Saving interior touches
The architect is Leddy Maytum Stacy, one of a half-dozen local firms that have made a specialty of low-income housing. Another is Van Meter Williams Pollack, which is finishing up a Bridge project in Oakland, Terraza Palmera. That complex includes the restoration of a convalescent hospital from 1912 into 84 senior apartments, and the construction of 58 family units at the rear of the large site on International Avenue near the Fruitvale BART Station.
The restoration is an absolute joy; the architects found ways to save interior touches that had survived a 1970s office conversion, leading to such surprises as classical moldings above the fire stairs and a brick wall in one laundry room. The new wing is a strong but subdued counterpoint to the older structure.
Another mark of longevity is that nonprofits are now restoring buildings they developed in the first place.
There's a playfully pronounced example of this in downtown Oakland, where Satellite's senior housing tower on 21st Street from 1970 has new double-glazed windows, a seismic upgrade and inviting new common areas. But what catches the eye is the patterned facade, with its paint ranging from deep plum to gold, plus perforated metal sunshades above each balcony.
"Back then there was a sense that publicly funded housing shouldn't look nice, it had to look basic and utilitarian," said Berkeley architect Anne Phillips. Her firm did similar upgrades to four other blocks built at the time by Satellite Housing, which merged last winter with Berkeley-based Affordable Housing Associates.

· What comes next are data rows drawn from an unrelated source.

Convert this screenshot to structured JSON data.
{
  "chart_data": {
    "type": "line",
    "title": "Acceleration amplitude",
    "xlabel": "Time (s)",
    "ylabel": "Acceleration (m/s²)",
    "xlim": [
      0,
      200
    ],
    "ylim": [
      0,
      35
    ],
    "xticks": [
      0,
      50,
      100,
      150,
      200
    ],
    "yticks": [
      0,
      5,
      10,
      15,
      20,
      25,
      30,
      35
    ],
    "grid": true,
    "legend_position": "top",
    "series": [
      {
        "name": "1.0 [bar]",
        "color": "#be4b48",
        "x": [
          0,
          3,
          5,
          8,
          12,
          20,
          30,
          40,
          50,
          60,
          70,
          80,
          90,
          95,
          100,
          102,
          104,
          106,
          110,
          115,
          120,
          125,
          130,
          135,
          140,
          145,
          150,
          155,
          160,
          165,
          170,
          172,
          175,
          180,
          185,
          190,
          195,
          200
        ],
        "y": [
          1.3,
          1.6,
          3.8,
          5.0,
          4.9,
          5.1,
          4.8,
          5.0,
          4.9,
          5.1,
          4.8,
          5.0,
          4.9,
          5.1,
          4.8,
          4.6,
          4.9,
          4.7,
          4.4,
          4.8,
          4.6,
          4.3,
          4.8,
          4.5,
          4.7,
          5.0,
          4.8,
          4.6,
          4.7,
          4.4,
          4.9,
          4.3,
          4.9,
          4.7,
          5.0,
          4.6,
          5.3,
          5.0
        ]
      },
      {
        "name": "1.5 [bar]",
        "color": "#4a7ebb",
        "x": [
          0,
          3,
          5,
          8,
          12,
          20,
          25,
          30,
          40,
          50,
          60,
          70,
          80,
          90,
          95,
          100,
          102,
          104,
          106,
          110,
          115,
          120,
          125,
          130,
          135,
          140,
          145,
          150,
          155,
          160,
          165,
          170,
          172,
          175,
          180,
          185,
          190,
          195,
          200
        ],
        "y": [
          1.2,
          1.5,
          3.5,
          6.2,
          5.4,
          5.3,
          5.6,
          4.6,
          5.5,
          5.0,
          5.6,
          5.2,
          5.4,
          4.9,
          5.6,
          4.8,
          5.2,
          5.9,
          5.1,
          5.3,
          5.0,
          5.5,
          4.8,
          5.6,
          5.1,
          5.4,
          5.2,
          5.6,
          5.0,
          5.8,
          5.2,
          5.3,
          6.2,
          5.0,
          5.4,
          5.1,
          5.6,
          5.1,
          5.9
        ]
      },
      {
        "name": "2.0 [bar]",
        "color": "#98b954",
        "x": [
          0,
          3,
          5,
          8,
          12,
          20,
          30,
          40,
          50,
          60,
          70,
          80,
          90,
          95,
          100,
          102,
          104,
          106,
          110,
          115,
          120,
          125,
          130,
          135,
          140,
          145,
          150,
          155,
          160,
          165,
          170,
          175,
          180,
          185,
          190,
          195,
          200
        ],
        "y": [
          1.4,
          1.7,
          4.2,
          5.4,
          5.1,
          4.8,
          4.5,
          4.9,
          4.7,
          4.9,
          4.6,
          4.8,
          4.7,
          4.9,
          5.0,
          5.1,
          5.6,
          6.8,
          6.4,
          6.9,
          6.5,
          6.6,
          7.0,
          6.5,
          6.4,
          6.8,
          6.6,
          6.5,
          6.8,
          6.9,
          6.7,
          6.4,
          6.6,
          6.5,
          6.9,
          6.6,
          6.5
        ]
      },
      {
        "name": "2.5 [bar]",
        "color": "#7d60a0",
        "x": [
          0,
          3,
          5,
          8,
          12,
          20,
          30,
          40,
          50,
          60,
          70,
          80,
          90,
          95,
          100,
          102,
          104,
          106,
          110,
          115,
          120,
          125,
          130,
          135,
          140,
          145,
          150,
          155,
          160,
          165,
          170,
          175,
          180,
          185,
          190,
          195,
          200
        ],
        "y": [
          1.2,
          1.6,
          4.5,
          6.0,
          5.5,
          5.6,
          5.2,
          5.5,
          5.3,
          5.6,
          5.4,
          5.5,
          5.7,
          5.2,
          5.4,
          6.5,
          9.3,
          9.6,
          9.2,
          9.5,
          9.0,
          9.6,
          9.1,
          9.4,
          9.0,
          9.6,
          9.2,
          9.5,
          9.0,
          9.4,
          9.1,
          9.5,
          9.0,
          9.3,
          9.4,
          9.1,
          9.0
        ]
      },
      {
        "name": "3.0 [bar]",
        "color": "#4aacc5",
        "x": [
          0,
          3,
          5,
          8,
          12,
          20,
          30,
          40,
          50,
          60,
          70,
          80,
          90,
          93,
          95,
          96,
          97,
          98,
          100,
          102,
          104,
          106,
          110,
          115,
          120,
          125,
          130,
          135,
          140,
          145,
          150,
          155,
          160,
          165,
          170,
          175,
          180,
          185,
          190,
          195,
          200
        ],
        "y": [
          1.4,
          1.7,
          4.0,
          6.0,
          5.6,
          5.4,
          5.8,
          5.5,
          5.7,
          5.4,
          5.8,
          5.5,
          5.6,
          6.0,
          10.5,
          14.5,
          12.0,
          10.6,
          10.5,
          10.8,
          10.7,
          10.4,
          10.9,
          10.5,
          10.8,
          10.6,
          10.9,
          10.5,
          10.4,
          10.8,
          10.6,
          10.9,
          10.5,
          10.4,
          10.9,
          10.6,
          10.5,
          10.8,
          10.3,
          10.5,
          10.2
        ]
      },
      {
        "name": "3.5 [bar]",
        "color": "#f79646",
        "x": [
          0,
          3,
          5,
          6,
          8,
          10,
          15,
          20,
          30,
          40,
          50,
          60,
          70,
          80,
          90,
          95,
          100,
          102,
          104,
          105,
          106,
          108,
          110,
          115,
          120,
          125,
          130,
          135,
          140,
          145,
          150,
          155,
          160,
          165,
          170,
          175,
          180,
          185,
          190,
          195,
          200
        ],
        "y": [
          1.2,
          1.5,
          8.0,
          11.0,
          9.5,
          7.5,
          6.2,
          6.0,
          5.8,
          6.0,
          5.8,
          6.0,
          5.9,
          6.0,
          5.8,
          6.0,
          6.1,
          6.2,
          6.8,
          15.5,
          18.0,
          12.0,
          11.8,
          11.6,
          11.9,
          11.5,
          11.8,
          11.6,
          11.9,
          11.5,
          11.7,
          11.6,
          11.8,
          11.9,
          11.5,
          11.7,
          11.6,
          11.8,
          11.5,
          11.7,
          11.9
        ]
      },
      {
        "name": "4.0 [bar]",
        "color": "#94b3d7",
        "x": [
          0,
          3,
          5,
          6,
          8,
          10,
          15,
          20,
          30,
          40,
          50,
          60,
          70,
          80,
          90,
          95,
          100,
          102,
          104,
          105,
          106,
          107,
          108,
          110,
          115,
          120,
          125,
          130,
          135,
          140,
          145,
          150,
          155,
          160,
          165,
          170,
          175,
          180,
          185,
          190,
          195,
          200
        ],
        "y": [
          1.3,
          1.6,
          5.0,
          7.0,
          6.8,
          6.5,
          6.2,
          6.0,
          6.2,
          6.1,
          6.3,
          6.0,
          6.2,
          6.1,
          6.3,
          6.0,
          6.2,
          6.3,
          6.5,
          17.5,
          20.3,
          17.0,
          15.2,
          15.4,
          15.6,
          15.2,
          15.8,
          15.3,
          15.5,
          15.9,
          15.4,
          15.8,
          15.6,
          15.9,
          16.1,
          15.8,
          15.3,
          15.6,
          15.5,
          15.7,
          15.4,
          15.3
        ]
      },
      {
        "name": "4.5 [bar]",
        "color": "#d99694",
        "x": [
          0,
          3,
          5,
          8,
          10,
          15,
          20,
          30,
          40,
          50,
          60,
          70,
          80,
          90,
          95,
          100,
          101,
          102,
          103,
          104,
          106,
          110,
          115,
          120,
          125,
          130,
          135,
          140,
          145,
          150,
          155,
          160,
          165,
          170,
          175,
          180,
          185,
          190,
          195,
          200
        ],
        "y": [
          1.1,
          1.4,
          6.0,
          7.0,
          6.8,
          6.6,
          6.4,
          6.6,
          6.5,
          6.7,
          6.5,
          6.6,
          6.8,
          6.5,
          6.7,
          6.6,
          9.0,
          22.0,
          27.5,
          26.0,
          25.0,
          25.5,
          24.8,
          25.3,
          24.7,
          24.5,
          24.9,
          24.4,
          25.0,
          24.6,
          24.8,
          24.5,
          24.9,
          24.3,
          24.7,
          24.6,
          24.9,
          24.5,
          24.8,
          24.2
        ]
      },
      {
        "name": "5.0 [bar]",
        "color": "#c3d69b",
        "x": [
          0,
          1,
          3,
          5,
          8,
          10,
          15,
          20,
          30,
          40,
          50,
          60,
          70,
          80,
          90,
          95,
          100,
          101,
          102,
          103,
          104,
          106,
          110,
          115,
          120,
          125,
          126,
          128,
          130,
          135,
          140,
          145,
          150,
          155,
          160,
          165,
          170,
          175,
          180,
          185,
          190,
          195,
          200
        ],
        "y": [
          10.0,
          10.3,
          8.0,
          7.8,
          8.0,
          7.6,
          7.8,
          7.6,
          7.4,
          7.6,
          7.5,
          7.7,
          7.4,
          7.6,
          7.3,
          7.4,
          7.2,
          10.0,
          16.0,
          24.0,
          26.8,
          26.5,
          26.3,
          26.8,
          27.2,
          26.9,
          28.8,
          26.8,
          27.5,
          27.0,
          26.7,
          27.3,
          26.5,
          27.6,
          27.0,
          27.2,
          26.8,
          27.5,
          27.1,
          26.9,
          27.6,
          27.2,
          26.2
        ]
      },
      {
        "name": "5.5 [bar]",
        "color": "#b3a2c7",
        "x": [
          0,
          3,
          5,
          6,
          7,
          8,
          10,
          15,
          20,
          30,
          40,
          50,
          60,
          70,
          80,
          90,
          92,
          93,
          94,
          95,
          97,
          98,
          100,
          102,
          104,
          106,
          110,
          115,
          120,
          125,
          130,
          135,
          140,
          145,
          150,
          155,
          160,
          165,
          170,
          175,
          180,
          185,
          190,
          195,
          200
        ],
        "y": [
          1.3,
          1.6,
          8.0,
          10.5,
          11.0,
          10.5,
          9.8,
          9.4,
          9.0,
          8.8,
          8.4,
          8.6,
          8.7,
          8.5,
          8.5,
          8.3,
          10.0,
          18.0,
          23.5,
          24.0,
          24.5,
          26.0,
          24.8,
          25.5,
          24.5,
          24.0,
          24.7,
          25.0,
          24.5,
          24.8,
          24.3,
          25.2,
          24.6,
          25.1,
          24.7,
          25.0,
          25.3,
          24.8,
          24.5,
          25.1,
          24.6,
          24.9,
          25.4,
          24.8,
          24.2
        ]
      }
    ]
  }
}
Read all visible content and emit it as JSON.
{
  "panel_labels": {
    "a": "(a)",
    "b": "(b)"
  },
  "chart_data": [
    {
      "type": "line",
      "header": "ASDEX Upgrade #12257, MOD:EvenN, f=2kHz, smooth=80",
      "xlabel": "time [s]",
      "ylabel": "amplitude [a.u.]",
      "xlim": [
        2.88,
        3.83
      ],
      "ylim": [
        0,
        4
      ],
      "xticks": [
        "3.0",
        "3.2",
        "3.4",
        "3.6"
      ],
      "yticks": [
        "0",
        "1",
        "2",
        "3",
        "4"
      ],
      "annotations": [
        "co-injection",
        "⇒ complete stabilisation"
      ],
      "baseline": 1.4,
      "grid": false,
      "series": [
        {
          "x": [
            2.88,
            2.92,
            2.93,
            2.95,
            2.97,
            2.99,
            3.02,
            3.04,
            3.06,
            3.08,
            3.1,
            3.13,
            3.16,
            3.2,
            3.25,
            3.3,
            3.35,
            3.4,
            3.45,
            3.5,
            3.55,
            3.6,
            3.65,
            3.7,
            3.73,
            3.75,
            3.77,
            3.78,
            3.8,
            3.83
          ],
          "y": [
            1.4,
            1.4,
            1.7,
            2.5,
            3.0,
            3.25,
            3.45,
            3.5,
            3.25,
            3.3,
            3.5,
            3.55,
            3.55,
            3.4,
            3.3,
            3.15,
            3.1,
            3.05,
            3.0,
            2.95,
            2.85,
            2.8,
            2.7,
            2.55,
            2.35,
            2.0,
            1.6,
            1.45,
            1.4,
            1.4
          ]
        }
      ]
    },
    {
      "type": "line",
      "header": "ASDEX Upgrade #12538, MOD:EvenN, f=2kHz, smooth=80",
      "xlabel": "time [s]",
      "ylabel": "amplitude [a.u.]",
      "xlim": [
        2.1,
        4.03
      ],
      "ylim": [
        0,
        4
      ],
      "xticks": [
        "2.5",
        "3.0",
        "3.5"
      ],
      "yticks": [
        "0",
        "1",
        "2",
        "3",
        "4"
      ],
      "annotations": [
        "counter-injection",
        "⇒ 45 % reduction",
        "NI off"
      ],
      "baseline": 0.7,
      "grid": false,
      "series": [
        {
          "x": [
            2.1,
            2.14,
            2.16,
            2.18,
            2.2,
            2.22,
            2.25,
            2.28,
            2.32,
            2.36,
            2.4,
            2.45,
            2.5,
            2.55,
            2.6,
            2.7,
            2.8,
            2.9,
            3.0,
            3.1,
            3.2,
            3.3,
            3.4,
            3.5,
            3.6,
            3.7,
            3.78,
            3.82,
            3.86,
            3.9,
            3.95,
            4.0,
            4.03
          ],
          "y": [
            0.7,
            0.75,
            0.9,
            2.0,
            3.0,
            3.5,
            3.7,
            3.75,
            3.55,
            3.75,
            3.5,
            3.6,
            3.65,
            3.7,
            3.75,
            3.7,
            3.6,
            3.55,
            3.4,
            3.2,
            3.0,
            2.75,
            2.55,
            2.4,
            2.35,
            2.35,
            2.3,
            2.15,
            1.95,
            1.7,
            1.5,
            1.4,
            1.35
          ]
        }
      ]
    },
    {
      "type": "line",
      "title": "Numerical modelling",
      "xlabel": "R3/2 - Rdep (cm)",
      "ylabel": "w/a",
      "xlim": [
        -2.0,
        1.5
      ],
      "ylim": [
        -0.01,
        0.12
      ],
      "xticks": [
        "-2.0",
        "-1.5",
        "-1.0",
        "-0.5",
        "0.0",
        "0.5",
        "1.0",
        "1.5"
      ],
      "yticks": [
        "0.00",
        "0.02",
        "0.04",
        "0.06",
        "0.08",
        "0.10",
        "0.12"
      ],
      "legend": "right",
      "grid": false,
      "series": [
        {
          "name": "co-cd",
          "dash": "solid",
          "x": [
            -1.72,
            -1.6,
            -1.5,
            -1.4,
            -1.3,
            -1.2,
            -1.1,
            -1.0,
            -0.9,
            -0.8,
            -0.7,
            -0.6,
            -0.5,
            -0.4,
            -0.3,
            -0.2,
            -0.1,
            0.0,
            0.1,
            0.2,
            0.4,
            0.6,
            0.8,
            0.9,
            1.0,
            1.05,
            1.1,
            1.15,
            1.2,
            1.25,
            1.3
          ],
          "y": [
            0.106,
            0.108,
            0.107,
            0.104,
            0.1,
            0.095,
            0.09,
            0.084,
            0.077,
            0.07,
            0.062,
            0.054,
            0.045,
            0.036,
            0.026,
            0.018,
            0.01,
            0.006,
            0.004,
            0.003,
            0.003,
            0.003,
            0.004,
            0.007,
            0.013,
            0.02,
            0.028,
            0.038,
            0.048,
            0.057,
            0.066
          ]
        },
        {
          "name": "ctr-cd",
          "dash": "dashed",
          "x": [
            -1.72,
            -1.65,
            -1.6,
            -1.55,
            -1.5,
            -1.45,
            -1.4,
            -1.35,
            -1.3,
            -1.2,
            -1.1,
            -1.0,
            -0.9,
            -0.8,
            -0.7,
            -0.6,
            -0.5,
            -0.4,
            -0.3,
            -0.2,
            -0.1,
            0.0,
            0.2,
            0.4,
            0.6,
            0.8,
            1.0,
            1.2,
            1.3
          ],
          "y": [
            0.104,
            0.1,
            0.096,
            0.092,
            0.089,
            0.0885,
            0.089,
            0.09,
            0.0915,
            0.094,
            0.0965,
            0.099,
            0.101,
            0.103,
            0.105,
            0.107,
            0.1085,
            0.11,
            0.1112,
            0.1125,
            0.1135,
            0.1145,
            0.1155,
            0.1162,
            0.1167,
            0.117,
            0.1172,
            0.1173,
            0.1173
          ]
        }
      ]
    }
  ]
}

In a region where the median price of housing is $540,000 - and San Francisco condominiums routinely bring twice that - the need for nonprofit developers is more pronounced than ever. They can't reverse the tide, but they can provide safety nets and opportunity to residents. Often as not, their buildings also are handsome and pedestrian-friendly additions to their neighborhood settings.
Bridge, Community Housing Partnership and Satellite Affordable Housing Associates are three examples. A half-dozen others could have been featured. The Bay Area is lucky to have them all.